Mi cerebro tiene una perspicacia, espero que adaptativa, “dar soluciones reconfortantes ante situaciones adversas”. Constato que es fruto de un aprendizaje ante los vaivenes que la experiencia de vivir nos ofrece. Sin embargo; todos tenemos nuestros límites y aunque la diversidad de estos forma parte de la complejidad que nos diferencia a las personas, la solución más reconfortante no pasa la criba de la incertidumbre y sucumbimos con facilidad.
La incertidumbre ha hecho saltar los resortes de lo que, en apariencia sólido, había olvidado que nada es para siempre, que estamos de paso, que ya otros, nos lo dejaron todo cuando se fueron, porque nadie se lleva nada cuando se va, y nadie se va a quedar para contar toda la historia.
Ahora nos toca más que nunca responsabilizarnos de nuestra interdependencia, dar crédito a esta evidencia. Sabemos que nos hemos endeudado con la naturaleza que también somos; con los abandonados a la injusticia, con los que aún no tuvieron la oportunidad de decidir y con quienes están por llegar. Se nos ha revelado impúdica la certidumbre de que hay que cambiar y de que es posible. Tal vez volvamos a sumergirnos en la estupidez inmovilista, en lo que ahora en formato modernizado llamamos zona de confort, y entonces dejemos pasar esta oportunidad sin reconocernos como actores y codirectores de la escena que nos ha tocado vivir.
En este nuevo “nos”, toca ya revisar el sentido de la individualidad que alimentada en el empoderamiento de la autosuficiencia, se nutre cada día del consumo de productos, tiempo, personas… y del buen aprovechamiento de todo ello, es decir cómo rentabilizarlos.
¿Cómo llegamos al “cuanto más mejor”, a la cantidad frente a la calidad? Y en todo esto ¿dónde se nos perdió la cualidad?
Ese “rasgo permanente, diferenciado, peculiar y distintivo de la esencia de una persona que contribuye, a que alguien sea lo que es y como es.”
Porque esta también está pasando a formar parte de objetos perdidos, no sólo hay especies en extinción sino que en nuestra especie se extingue lo cualitativo, la sociedad de consumo consigue generar un imaginario de igualdad invisibilizando lo inmanente e ignorando la diversidad y las desigualdades y la injusticia que provoca.
Consumo de objetos, de oxígeno, de recursos naturales, consumo sin reparto, consumo sin reflexión, sin empatía, consumo de personas, de relaciones, de cuerpos….
Esta parada de obligado cumplimiento nos permite revisar también las necesidades y deseos, en torno a las relaciones, pero las de verdad, no las que nos vendieron a crédito indefinido.
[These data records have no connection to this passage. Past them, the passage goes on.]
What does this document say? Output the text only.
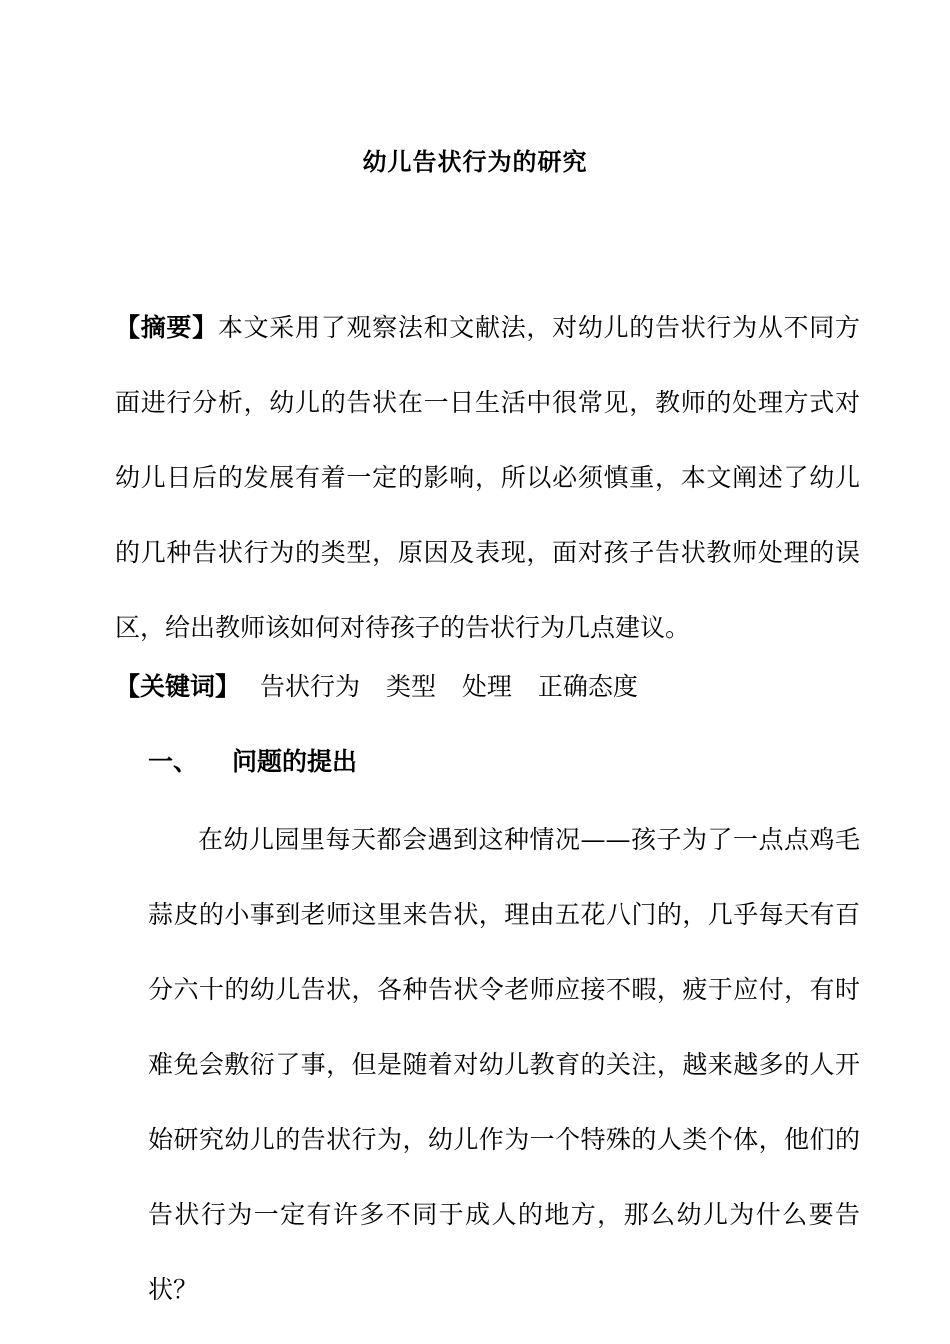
幼儿告状行为的研究

【摘要】本文采用了观察法和文献法，对幼儿的告状行为从不同方面进行分析，幼儿的告状在一日生活中很常见，教师的处理方式对幼儿日后的发展有着一定的影响，所以必须慎重，本文阐述了幼儿的几种告状行为的类型，原因及表现，面对孩子告状教师处理的误区，给出教师该如何对待孩子的告状行为几点建议。

【关键词】 告状行为 类型 处理 正确态度
一、 问题的提出

在幼儿园里每天都会遇到这种情况——孩子为了一点点鸡毛蒜皮的小事到老师这里来告状，理由五花八门的，几乎每天有百分六十的幼儿告状，各种告状令老师应接不暇，疲于应付，有时难免会敷衍了事，但是随着对幼儿教育的关注，越来越多的人开始研究幼儿的告状行为，幼儿作为一个特殊的人类个体，他们的告状行为一定有许多不同于成人的地方，那么幼儿为什么要告状？
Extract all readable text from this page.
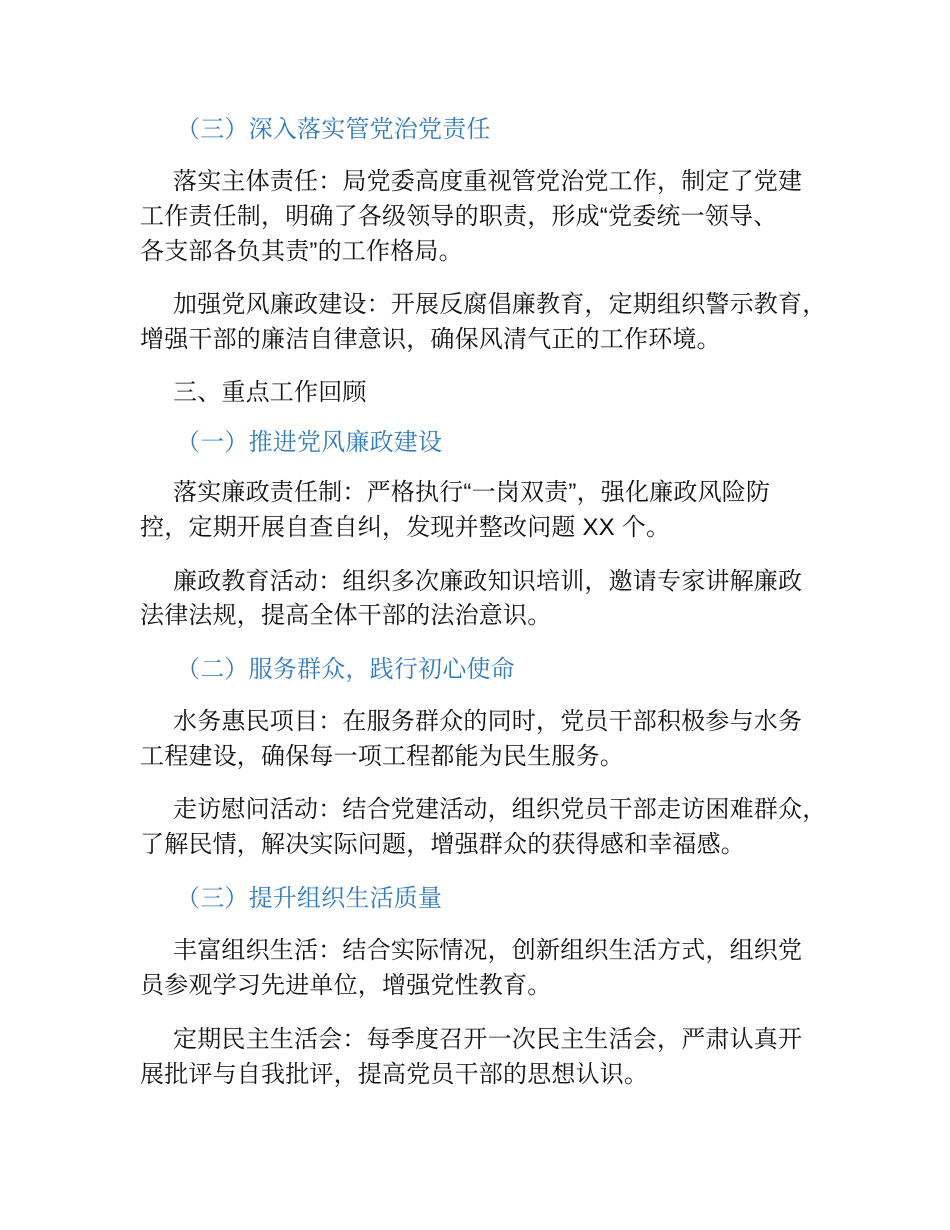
（三）深入落实管党治党责任
落实主体责任：局党委高度重视管党治党工作，制定了党建
工作责任制，明确了各级领导的职责，形成“党委统一领导、
各支部各负其责”的工作格局。
加强党风廉政建设：开展反腐倡廉教育，定期组织警示教育，
增强干部的廉洁自律意识，确保风清气正的工作环境。
三、重点工作回顾
（一）推进党风廉政建设
落实廉政责任制：严格执行“一岗双责”，强化廉政风险防
控，定期开展自查自纠，发现并整改问题 XX 个。
廉政教育活动：组织多次廉政知识培训，邀请专家讲解廉政
法律法规，提高全体干部的法治意识。
（二）服务群众，践行初心使命
水务惠民项目：在服务群众的同时，党员干部积极参与水务
工程建设，确保每一项工程都能为民生服务。
走访慰问活动：结合党建活动，组织党员干部走访困难群众，
了解民情，解决实际问题，增强群众的获得感和幸福感。
（三）提升组织生活质量
丰富组织生活：结合实际情况，创新组织生活方式，组织党
员参观学习先进单位，增强党性教育。
定期民主生活会：每季度召开一次民主生活会，严肃认真开
展批评与自我批评，提高党员干部的思想认识。
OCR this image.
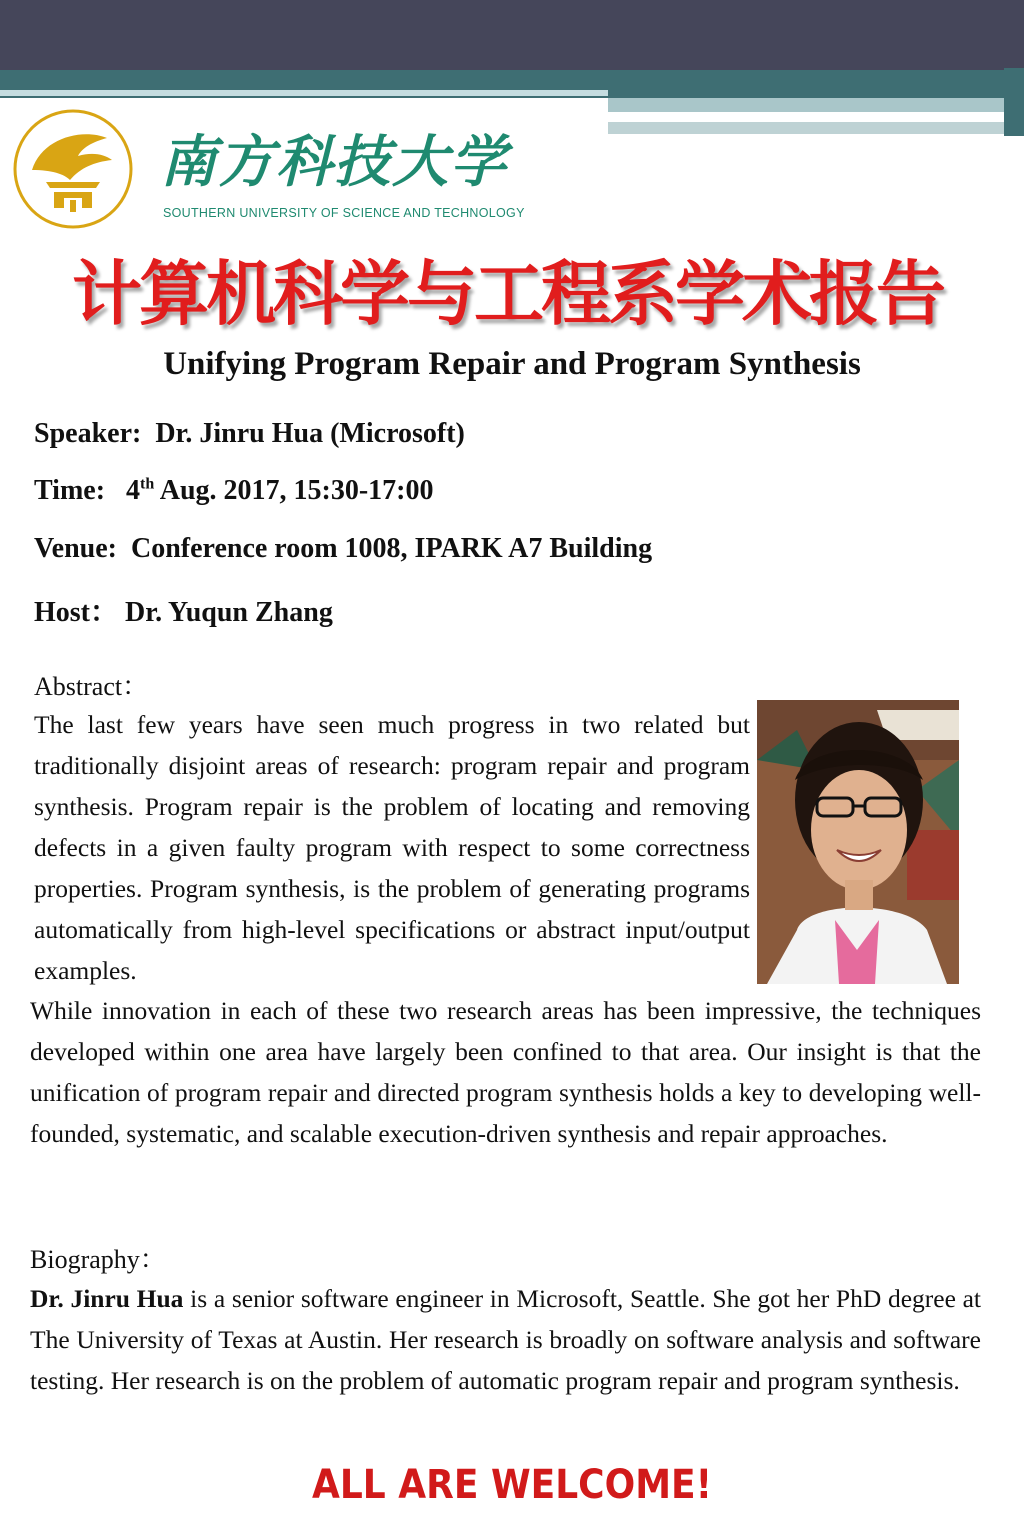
南方科技大学
SOUTHERN UNIVERSITY OF SCIENCE AND TECHNOLOGY
计算机科学与工程系学术报告
Unifying Program Repair and Program Synthesis
Speaker: Dr. Jinru Hua (Microsoft)
Time: 4th Aug. 2017, 15:30-17:00
Venue: Conference room 1008, IPARK A7 Building
Host： Dr. Yuqun Zhang
Abstract：
The last few years have seen much progress in two related but traditionally disjoint areas of research: program repair and program synthesis. Program repair is the problem of locating and removing defects in a given faulty program with respect to some correctness properties. Program synthesis, is the problem of generating programs automatically from high-level specifications or abstract input/output examples.
While innovation in each of these two research areas has been impressive, the techniques developed within one area have largely been confined to that area. Our insight is that the unification of program repair and directed program synthesis holds a key to developing well-founded, systematic, and scalable execution-driven synthesis and repair approaches.
Biography：
Dr. Jinru Hua is a senior software engineer in Microsoft, Seattle. She got her PhD degree at The University of Texas at Austin. Her research is broadly on software analysis and software testing. Her research is on the problem of automatic program repair and program synthesis.
ALL ARE WELCOME!
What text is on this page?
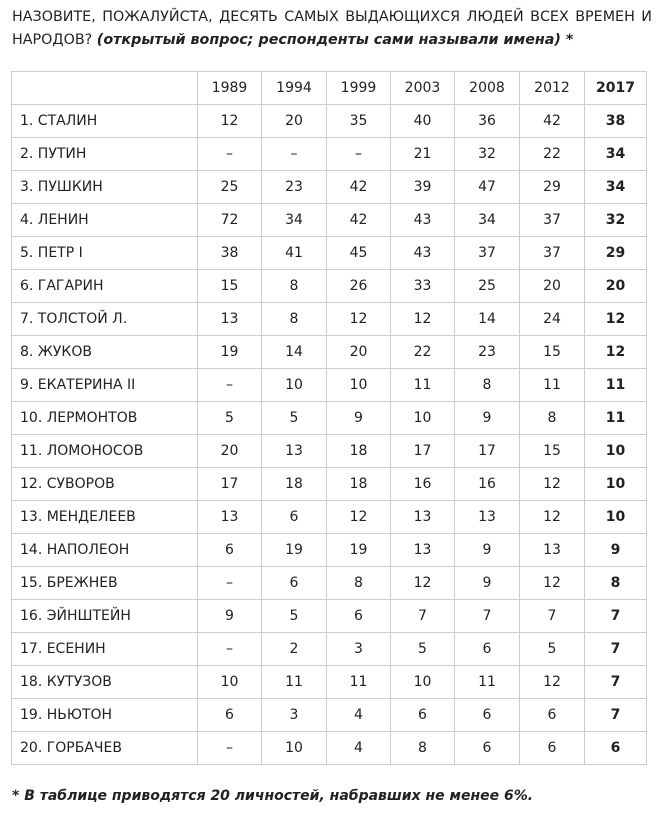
НАЗОВИТЕ, ПОЖАЛУЙСТА, ДЕСЯТЬ САМЫХ ВЫДАЮЩИХСЯ ЛЮДЕЙ ВСЕХ ВРЕМЕН И НАРОДОВ? (открытый вопрос; респонденты сами называли имена) *
	1989	1994	1999	2003	2008	2012	2017
1. СТАЛИН	12	20	35	40	36	42	38
2. ПУТИН	–	–	–	21	32	22	34
3. ПУШКИН	25	23	42	39	47	29	34
4. ЛЕНИН	72	34	42	43	34	37	32
5. ПЕТР I	38	41	45	43	37	37	29
6. ГАГАРИН	15	8	26	33	25	20	20
7. ТОЛСТОЙ Л.	13	8	12	12	14	24	12
8. ЖУКОВ	19	14	20	22	23	15	12
9. ЕКАТЕРИНА II	–	10	10	11	8	11	11
10. ЛЕРМОНТОВ	5	5	9	10	9	8	11
11. ЛОМОНОСОВ	20	13	18	17	17	15	10
12. СУВОРОВ	17	18	18	16	16	12	10
13. МЕНДЕЛЕЕВ	13	6	12	13	13	12	10
14. НАПОЛЕОН	6	19	19	13	9	13	9
15. БРЕЖНЕВ	–	6	8	12	9	12	8
16. ЭЙНШТЕЙН	9	5	6	7	7	7	7
17. ЕСЕНИН	–	2	3	5	6	5	7
18. КУТУЗОВ	10	11	11	10	11	12	7
19. НЬЮТОН	6	3	4	6	6	6	7
20. ГОРБАЧЕВ	–	10	4	8	6	6	6
* В таблице приводятся 20 личностей, набравших не менее 6%.
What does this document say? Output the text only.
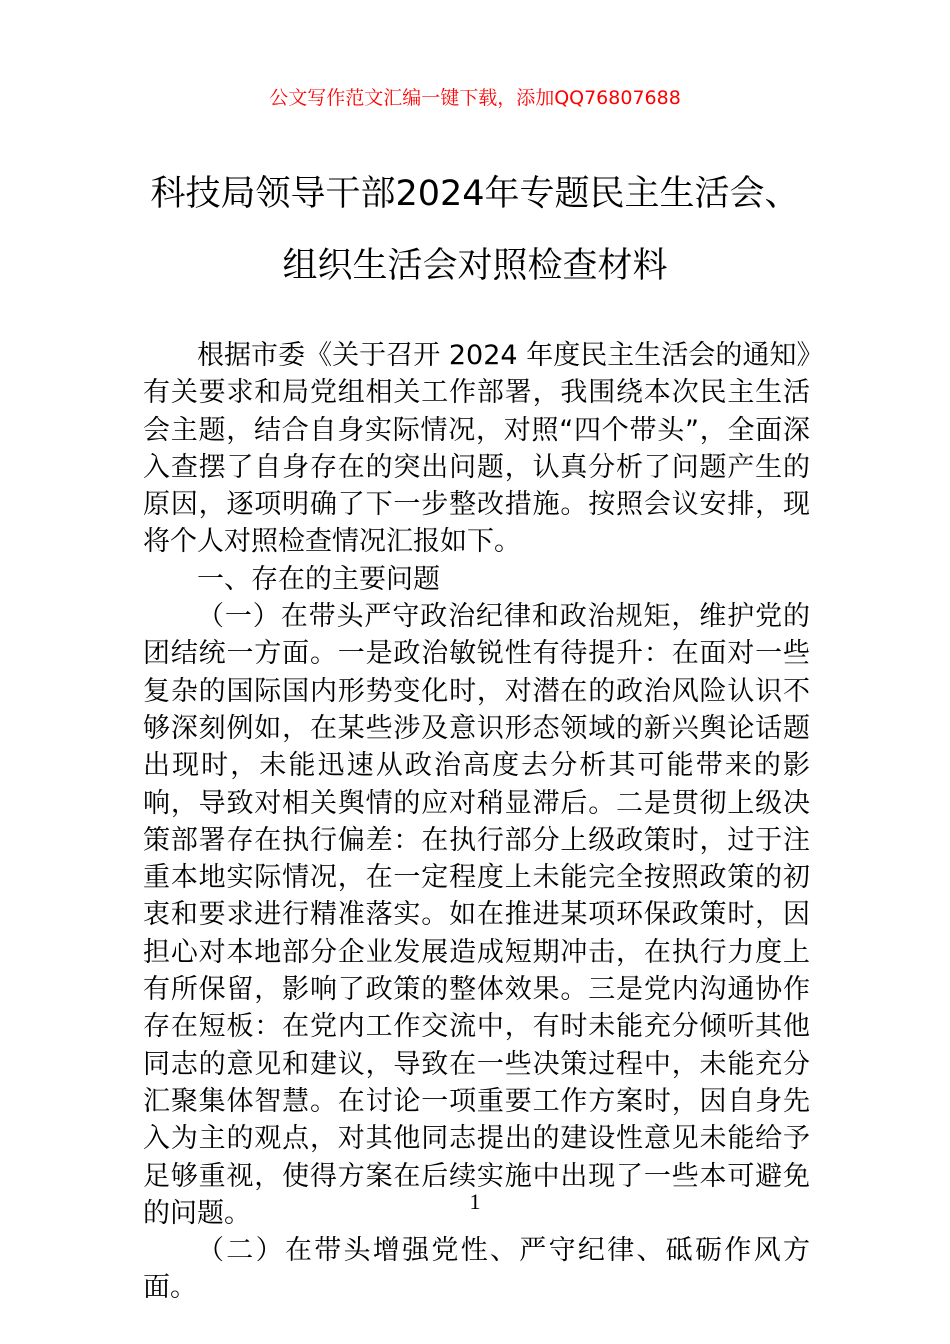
公文写作范文汇编一键下载，添加QQ76807688
科技局领导干部2024年专题民主生活会、
组织生活会对照检查材料

根据市委《关于召开 2024 年度民主生活会的通知》有关要求和局党组相关工作部署，我围绕本次民主生活会主题，结合自身实际情况，对照“四个带头”，全面深入查摆了自身存在的突出问题，认真分析了问题产生的原因，逐项明确了下一步整改措施。按照会议安排，现将个人对照检查情况汇报如下。

一、存在的主要问题

（一）在带头严守政治纪律和政治规矩，维护党的团结统一方面。一是政治敏锐性有待提升：在面对一些复杂的国际国内形势变化时，对潜在的政治风险认识不够深刻例如，在某些涉及意识形态领域的新兴舆论话题出现时，未能迅速从政治高度去分析其可能带来的影响，导致对相关舆情的应对稍显滞后。二是贯彻上级决策部署存在执行偏差：在执行部分上级政策时，过于注重本地实际情况，在一定程度上未能完全按照政策的初衷和要求进行精准落实。如在推进某项环保政策时，因担心对本地部分企业发展造成短期冲击，在执行力度上有所保留，影响了政策的整体效果。三是党内沟通协作存在短板：在党内工作交流中，有时未能充分倾听其他同志的意见和建议，导致在一些决策过程中，未能充分汇聚集体智慧。在讨论一项重要工作方案时，因自身先入为主的观点，对其他同志提出的建设性意见未能给予足够重视，使得方案在后续实施中出现了一些本可避免的问题。

（二）在带头增强党性、严守纪律、砥砺作风方面。

1
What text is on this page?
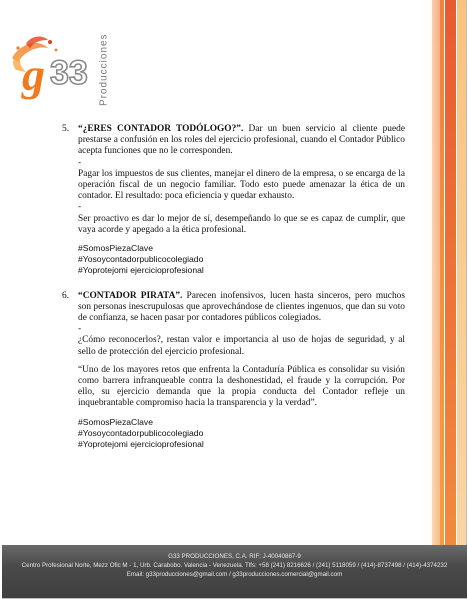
g 33 Producciones
5. “¿ERES CONTADOR TODÓLOGO?”. Dar un buen servicio al cliente puede prestarse a confusión en los roles del ejercicio profesional, cuando el Contador Público acepta funciones que no le corresponden.

-

Pagar los impuestos de sus clientes, manejar el dinero de la empresa, o se encarga de la operación fiscal de un negocio familiar. Todo esto puede amenazar la ética de un contador. El resultado: poca eficiencia y quedar exhausto.

-

Ser proactivo es dar lo mejor de sí, desempeñando lo que se es capaz de cumplir, que vaya acorde y apegado a la ética profesional.

#SomosPiezaClave
#Yosoycontadorpublicocolegiado
#Yoprotejomi ejercicioprofesional
6. “CONTADOR PIRATA”. Parecen inofensivos, lucen hasta sinceros, pero muchos son personas inescrupulosas que aprovechándose de clientes ingenuos, que dan su voto de confianza, se hacen pasar por contadores públicos colegiados.

-

¿Cómo reconocerlos?, restan valor e importancia al uso de hojas de seguridad, y al sello de protección del ejercicio profesional.

“Uno de los mayores retos que enfrenta la Contaduría Pública es consolidar su visión como barrera infranqueable contra la deshonestidad, el fraude y la corrupción. Por ello, su ejercicio demanda que la propia conducta del Contador refleje un inquebrantable compromiso hacia la transparencia y la verdad”.

#SomosPiezaClave
#Yosoycontadorpublicocolegiado
#Yoprotejomi ejercicioprofesional
G33 PRODUCCIONES, C.A. RIF: J-40040867-9
Centro Profesional Norte, Mezz Ofic M - 1, Urb. Carabobo. Valencia - Venezuela. Tlfs: +58 (241) 8216626 / (241) 5118059 / (414)-8737498 / (414)-4374232
Email: g33producciones@gmail.com / g33producciones.comercial@gmail.com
En estos días, confinadas unas y separadas otras, echamos de menos muchas cosas; pero sobretodo nos hemos aferrado al “junto con otros/as”.
Y esta interdependencia imprescindible no sólo nos muestra que somos vulnerables sino que además es lo que nos vincula permitiéndonos vivir.
Y es que no somos “solos”, si somos algo es en relación, sólo así es posible la vida, aunque a veces lo banalicemos de tal manera que le quitamos el imprescindible valor que permite también disfrutarlo, sufrirlo y en definitiva dotarlo de realidad.
Y en ese “ser en relación”, somos también vulnerables al deseo erótico que nos aferra a buscarnos y a compartirnos, y que tantas veces, sobrevive al desencuentro aunque las distancias sean menores a 1,5 metros o de kilómetros.
Reconocernos en la vulnerabilidad nos hace curiosamente más resilientes, y nos lleva a parajes más amables de convivencia. No escapamos a ella sino en una suerte de alucinación que insensibilizando la mirada del dolor de lo ajeno, nos vuelve ciegos, aliviándonos con ello también de los placeres del compartirnos.
¿Cuándo y cómo llegamos a creernos que no teníamos que necesitarnos? ¿Quizás a la vez que nos negamos la posibilidad de desear algo distinto del rendimiento, o rédito final?
La sociedad de consumo nos ha cegado y tapado la boca para conformarnos con lo que hay que hacer para tener, y hemos ahogado las penas y en ellas nuestra cualidad de humanidad dependiente.